Most people know that I had a career in Air Force medicine. However, most of them do not know why I chose to do so. In addition, people do not know that I decided to be a pediatrician in the second grade after a visit to my pediatrician. I never changed my mind.

I joined the Air Force at the end of my second year of medical school. It was during the draft years and the Vietnam War. Serving my country was a no brainer. It was what everyone my age did. The exceptions were those trying to find an excuse to be declared 4-F.

The program that I signed up with guaranteed that I would enter the Air Force as a pediatrician after I completed my pediatric residency. It was kind of coincidental that the draft ended three months into my pediatric residency. I would have never been drafted but I did not care. I wanted to serve.

My first Air Force assignment was at Dover AFB from 1975-1976. One of the things that people do not often realize is that sick children can sometimes get even sicker after seeing the doctor. They may have a pneumonia that will have increased breathing issues. They might have asthma that will worsen. They might have an infection for which oral antibiotics are not sufficient.

There were three options when seeing patients who were that ill. One was to admit them to the hospital to make sure that they didn’t get worse. That would be a lot of unnecessary admissions. A second was to send them home with instructions to come back if things got worse. That put the burden on the parents.

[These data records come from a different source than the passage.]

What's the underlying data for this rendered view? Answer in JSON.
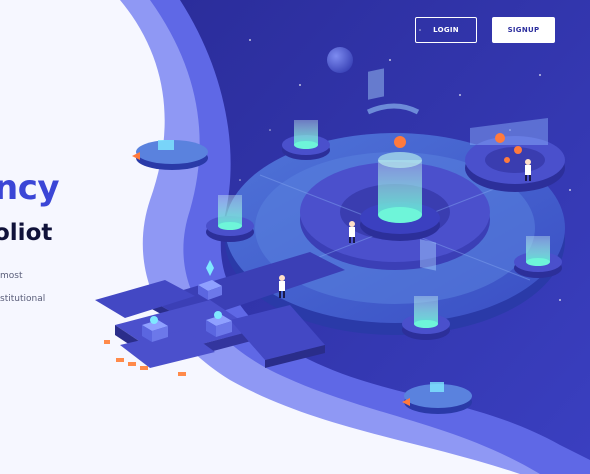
{
  "header": {
    "login_label": "LOGIN",
    "signup_label": "SIGNUP"
  },
  "hero": {
    "title_fragment": "ncy",
    "subtitle_fragment": "oliot",
    "body_fragment_1": "most",
    "body_fragment_2": "stitutional"
  },
  "colors": {
    "background_deep": "#2e31a8",
    "wave_light": "#6f78ee",
    "wave_mid": "#4a52d8",
    "accent_teal": "#5ef0d4",
    "accent_orange": "#ff7a3d",
    "title_blue": "#3b46d6",
    "title_dark": "#10123a"
  },
  "icons": [
    "planet-icon",
    "person-figure-icon",
    "data-cylinder-icon",
    "hover-ship-icon"
  ]
}
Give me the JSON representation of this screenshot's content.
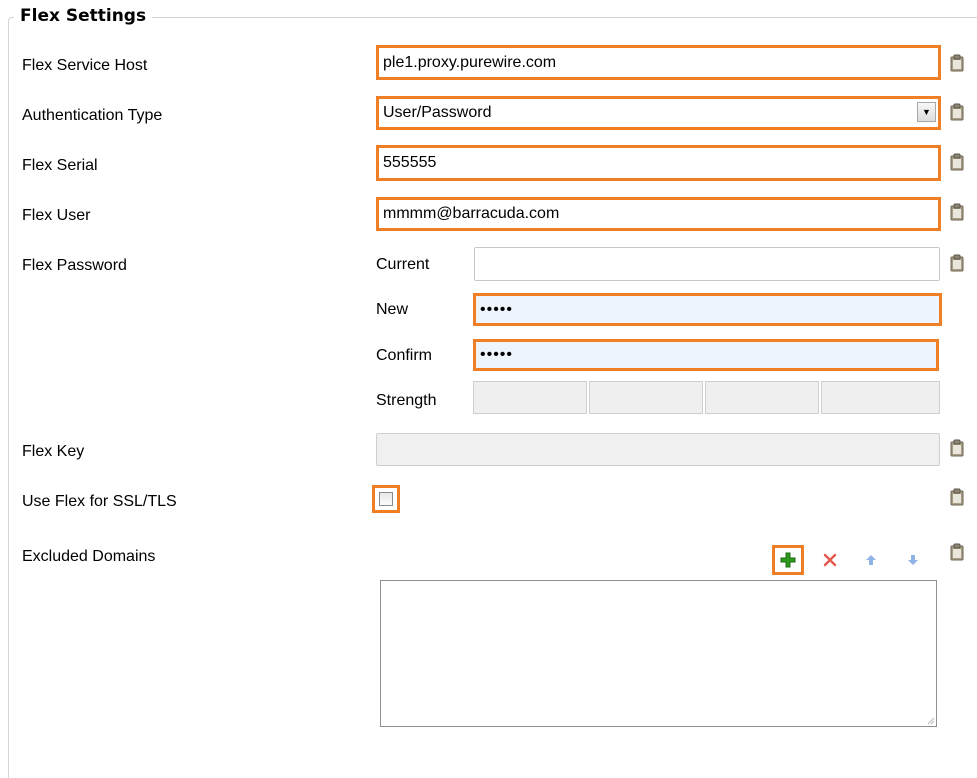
{
  "section": {
    "title": "Flex Settings"
  },
  "fields": {
    "service_host": {
      "label": "Flex Service Host",
      "value": "ple1.proxy.purewire.com"
    },
    "auth_type": {
      "label": "Authentication Type",
      "value": "User/Password"
    },
    "serial": {
      "label": "Flex Serial",
      "value": "555555"
    },
    "user": {
      "label": "Flex User",
      "value": "mmmm@barracuda.com"
    },
    "password": {
      "label": "Flex Password",
      "current_label": "Current",
      "current_value": "",
      "new_label": "New",
      "new_value": "•••••",
      "confirm_label": "Confirm",
      "confirm_value": "•••••",
      "strength_label": "Strength"
    },
    "key": {
      "label": "Flex Key",
      "value": ""
    },
    "ssl_tls": {
      "label": "Use Flex for SSL/TLS",
      "checked": false
    },
    "excluded_domains": {
      "label": "Excluded Domains",
      "items": []
    }
  },
  "icons": {
    "lock": "clipboard-lock-icon",
    "add": "plus-icon",
    "remove": "delete-x-icon",
    "up": "arrow-up-icon",
    "down": "arrow-down-icon"
  },
  "colors": {
    "highlight": "#f07e25",
    "add_green": "#2e9a1c",
    "remove_red": "#e45a4a",
    "arrow_blue": "#8fb3e6"
  }
}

The third was to send them home with instructions to come back and be checked the following day. That put the burden on the physician. However, it meant an additional office visit. The question was who would pay for that visit.

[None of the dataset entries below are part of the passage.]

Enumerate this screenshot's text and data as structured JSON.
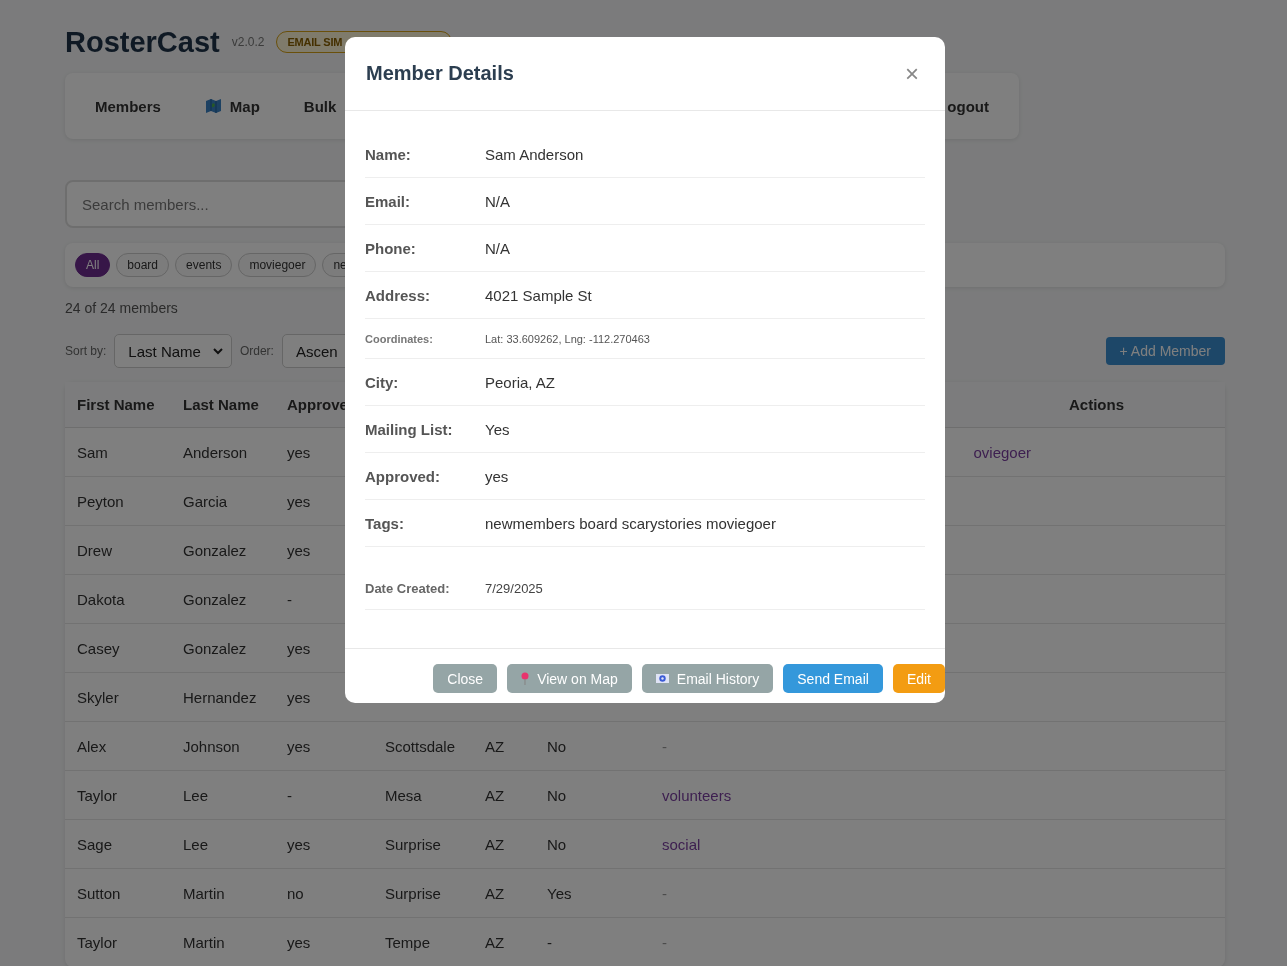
{
  "app": {
    "title": "RosterCast",
    "version": "v2.0.2",
    "badge": "EMAIL SIM"
  },
  "nav": [
    {
      "label": "Members",
      "kind": "plain"
    },
    {
      "label": "Map",
      "kind": "map"
    },
    {
      "label": "Bulk",
      "kind": "plain"
    },
    {
      "label": "ogout",
      "kind": "plain"
    }
  ],
  "search": {
    "placeholder": "Search members..."
  },
  "tag_filters": [
    {
      "label": "All",
      "selected": true
    },
    {
      "label": "board",
      "selected": false
    },
    {
      "label": "events",
      "selected": false
    },
    {
      "label": "moviegoer",
      "selected": false
    },
    {
      "label": "ne",
      "selected": false
    }
  ],
  "count": "24 of 24 members",
  "sort": {
    "sort_label": "Sort by:",
    "sort_value": "Last Name",
    "order_label": "Order:",
    "order_value": "Ascen"
  },
  "add_button": "+ Add Member",
  "table": {
    "columns": [
      "First Name",
      "Last Name",
      "Approve",
      "",
      "",
      "",
      "",
      "Actions"
    ],
    "rows": [
      {
        "first": "Sam",
        "last": "Anderson",
        "approved": "yes",
        "tags": {
          "text": "oviegoer",
          "kind": "link"
        }
      },
      {
        "first": "Peyton",
        "last": "Garcia",
        "approved": "yes"
      },
      {
        "first": "Drew",
        "last": "Gonzalez",
        "approved": "yes"
      },
      {
        "first": "Dakota",
        "last": "Gonzalez",
        "approved": "-"
      },
      {
        "first": "Casey",
        "last": "Gonzalez",
        "approved": "yes"
      },
      {
        "first": "Skyler",
        "last": "Hernandez",
        "approved": "yes"
      },
      {
        "first": "Alex",
        "last": "Johnson",
        "approved": "yes",
        "city": "Scottsdale",
        "state": "AZ",
        "mailing": "No",
        "tags": {
          "text": "-",
          "kind": "empty"
        }
      },
      {
        "first": "Taylor",
        "last": "Lee",
        "approved": "-",
        "city": "Mesa",
        "state": "AZ",
        "mailing": "No",
        "tags": {
          "text": "volunteers",
          "kind": "link"
        }
      },
      {
        "first": "Sage",
        "last": "Lee",
        "approved": "yes",
        "city": "Surprise",
        "state": "AZ",
        "mailing": "No",
        "tags": {
          "text": "social",
          "kind": "link"
        }
      },
      {
        "first": "Sutton",
        "last": "Martin",
        "approved": "no",
        "city": "Surprise",
        "state": "AZ",
        "mailing": "Yes",
        "tags": {
          "text": "-",
          "kind": "empty"
        }
      },
      {
        "first": "Taylor",
        "last": "Martin",
        "approved": "yes",
        "city": "Tempe",
        "state": "AZ",
        "mailing": "-",
        "tags": {
          "text": "-",
          "kind": "empty"
        }
      }
    ]
  },
  "modal": {
    "title": "Member Details",
    "close": "×",
    "fields": [
      {
        "label": "Name:",
        "value": "Sam Anderson",
        "kind": "normal"
      },
      {
        "label": "Email:",
        "value": "N/A",
        "kind": "normal"
      },
      {
        "label": "Phone:",
        "value": "N/A",
        "kind": "normal"
      },
      {
        "label": "Address:",
        "value": "4021 Sample St",
        "kind": "normal"
      },
      {
        "label": "Coordinates:",
        "value": "Lat: 33.609262, Lng: -112.270463",
        "kind": "small"
      },
      {
        "label": "City:",
        "value": "Peoria, AZ",
        "kind": "normal"
      },
      {
        "label": "Mailing List:",
        "value": "Yes",
        "kind": "normal"
      },
      {
        "label": "Approved:",
        "value": "yes",
        "kind": "normal"
      },
      {
        "label": "Tags:",
        "value": "newmembers board scarystories moviegoer",
        "kind": "normal"
      },
      {
        "label": "Date Created:",
        "value": "7/29/2025",
        "kind": "meta"
      }
    ],
    "buttons": [
      {
        "label": "Close",
        "kind": "close"
      },
      {
        "label": "View on Map",
        "kind": "map"
      },
      {
        "label": "Email History",
        "kind": "history"
      },
      {
        "label": "Send Email",
        "kind": "send"
      },
      {
        "label": "Edit",
        "kind": "edit"
      }
    ]
  }
}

In private practice, the physician could see the patient but someone would have to pay for that visit. It might be the insurance company. It might be the parent. It might be that the doctor didn’t charge. But in a way that was still payment for the visit.

Air Force dependent children had care covered by the military. The payment was in doctor salaries not visits. Thus, if I wanted to see a patient back the next day, there would not be an issue of paying for it on anyone’s part. That was the way I wanted to practice pediatrics. So I stayed in the Air Force because it allowed the type of Pediatric practice that I desired.

Several years later I got called into the Commanding General’s office at Andrews AFB. He told me that he thought I should consider looking at becoming an Air Force Hospital Commanding Officer. My response was that I liked practicing clinical Pediatrics.

I still remember his answer. He told me that if all the good clinicians felt that way, we would be having the non-clinical doctors running the hospitals. My first Commanding Officer was a medical researcher so I knew what he was talking about.

That led me to spending the last 9 of my 20-year Air Force career commanding two different Air Force Hospitals. It allowed an impact on patient care that extended far beyond the Pediatric Clinic.

I still continued my Pediatric practice three half days a week during those nine years. Thus, when I formally retired, I was able to get a position at Nemours Seaford Pediatric Clinic. At first it was part time while I was the Medical Director at Nanticoke Hospital. However, when I retired from that role, I went back to being a full time pediatrician.

I had not strayed from the path that I decided upon when I was in the second grade.